В течение последующих нескольких недель мои занятия с Кристиной проводились нерегулярно; некоторые из них неожиданно отменялись администрацией центра. Как и Кристина, я была вынуждена строить предположения относительно причин происходящего. Было ли это связано с неудовлетворенностью руководителей центра моей работой, с ревностью ко мне других сотрудников центра или с негативным отношением миссис Ли к арт-терапии?
Спустя несколько недель мой супервизор отметил, что пассивная позиция, которую я заняла в этой ситуации, могла быть вызвана реакциями проективной идентификации, представляющими собой проявления контрпереноса. Слова супервизора заставили меня занять более активную позицию.
Когда вернулась менеджер центра, я сразу же встретилась с ней для того, чтобы объяснить ей важность продолжения моей работы с Кристиной, пока девочка не уехала из центра, а также о том, что занятия должны проводиться регулярно. Менеджер сказала мне, что, поскольку годовой бюджет центра сейчас утверждается внешней организацией, финансирование деятельности центра временно приостановлено. Мы договорились о продолжении моей арт-терапевтической работы.
Мне стоило большого труда сообщить Кристине о том, что вопрос о продолжении наших занятий еще не решен окончательно, но я успокоила ее, сказав, что ситуация все же складывается в нашу пользу. Тем не менее, этот период был для нас серьезным испытанием.
Нам удалось сохранить психотерапевтические отношения и обратиться к решению проблем эмоциональной зависимости и отверженности. Эти проблемы усугублялись внешними событиями, в частности, неустойчивым финансированием: у меня возникало чувство незащищенности, а характерное для Кристины ощущение психологической уязвимости обострялось. Наряду с необходимостью психологически адаптироваться к нерегулярности арт-терапевтических сессий, Кристина переживала серьезные изменения в своих отношениях с родственниками. С ней начал встречаться отец, а ее брат Марк собирался переехать жить к нему. Кроме того, по выходным Кристина стала общаться со своими братьями и сестрами.
Реабилитационная программа миссис Ли близилась к завершению, и Кристина также должна была скоро покинуть центр, вернуться домой и продолжить обучение в школе в Лондоне. Это означало окончание арт-терапии.

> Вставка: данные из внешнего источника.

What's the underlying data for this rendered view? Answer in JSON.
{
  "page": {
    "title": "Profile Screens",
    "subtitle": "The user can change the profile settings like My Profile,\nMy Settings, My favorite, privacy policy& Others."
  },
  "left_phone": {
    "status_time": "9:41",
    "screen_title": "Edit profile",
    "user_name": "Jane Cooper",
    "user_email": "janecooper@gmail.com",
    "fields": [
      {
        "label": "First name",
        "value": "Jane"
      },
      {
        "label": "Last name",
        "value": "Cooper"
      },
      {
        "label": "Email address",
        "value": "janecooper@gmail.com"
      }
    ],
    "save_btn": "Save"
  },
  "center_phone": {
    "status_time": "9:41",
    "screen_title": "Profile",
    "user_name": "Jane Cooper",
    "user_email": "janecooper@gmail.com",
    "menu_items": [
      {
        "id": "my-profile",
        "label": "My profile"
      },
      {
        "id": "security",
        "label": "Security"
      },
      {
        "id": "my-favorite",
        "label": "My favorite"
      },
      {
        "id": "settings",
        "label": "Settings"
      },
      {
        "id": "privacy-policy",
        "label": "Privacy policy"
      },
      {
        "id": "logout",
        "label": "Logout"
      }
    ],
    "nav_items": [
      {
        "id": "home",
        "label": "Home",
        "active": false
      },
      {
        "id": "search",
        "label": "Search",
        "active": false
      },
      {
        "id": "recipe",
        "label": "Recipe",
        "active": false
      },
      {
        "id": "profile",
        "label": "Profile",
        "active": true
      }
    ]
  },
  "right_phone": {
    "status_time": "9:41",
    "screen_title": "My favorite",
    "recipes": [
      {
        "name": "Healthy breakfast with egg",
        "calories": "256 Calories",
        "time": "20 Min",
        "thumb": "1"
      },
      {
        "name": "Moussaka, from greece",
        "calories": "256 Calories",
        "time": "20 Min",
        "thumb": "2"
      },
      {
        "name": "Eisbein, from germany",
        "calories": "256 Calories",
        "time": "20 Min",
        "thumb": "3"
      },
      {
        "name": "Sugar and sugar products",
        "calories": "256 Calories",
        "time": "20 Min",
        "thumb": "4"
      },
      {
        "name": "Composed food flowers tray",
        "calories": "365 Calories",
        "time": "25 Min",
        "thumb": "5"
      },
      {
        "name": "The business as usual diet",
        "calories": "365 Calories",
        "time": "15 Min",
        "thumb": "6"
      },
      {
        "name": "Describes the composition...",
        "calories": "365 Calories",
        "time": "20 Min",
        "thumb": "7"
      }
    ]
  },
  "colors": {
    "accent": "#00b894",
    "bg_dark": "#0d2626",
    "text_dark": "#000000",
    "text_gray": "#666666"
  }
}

Сочетание этих факторов создавало мощную терапевтическую динамику.
Мысленно возвращаясь к этому моменту нашей работы, я понимаю, что, обсудив проблемы арт-терапии напрямую с менеджером, я задала Кристине ролевую модель. Она стала более настойчивой, приобрела способность поддерживать личные границы и защищать свое «пространство». Это укрепляло ее уверенность в том, что она сможет справиться со страхом разлуки и утраты, когда арт-терапевтическая работа приблизится к своему завершению.
Двадцатая сессия (после перерыва в работе)«Хорошо, что вы вернулись», – приветствовала меня Кристина, и я порадовалась, что она смогла это сказать в присутствии Марка и миссис Ли, которые ее сопровождали. Я почувствовала угрозу нежелательного вторжения, когда Марк спросил меня, может ли он присутствовать на сессии, и ответила: «Нет».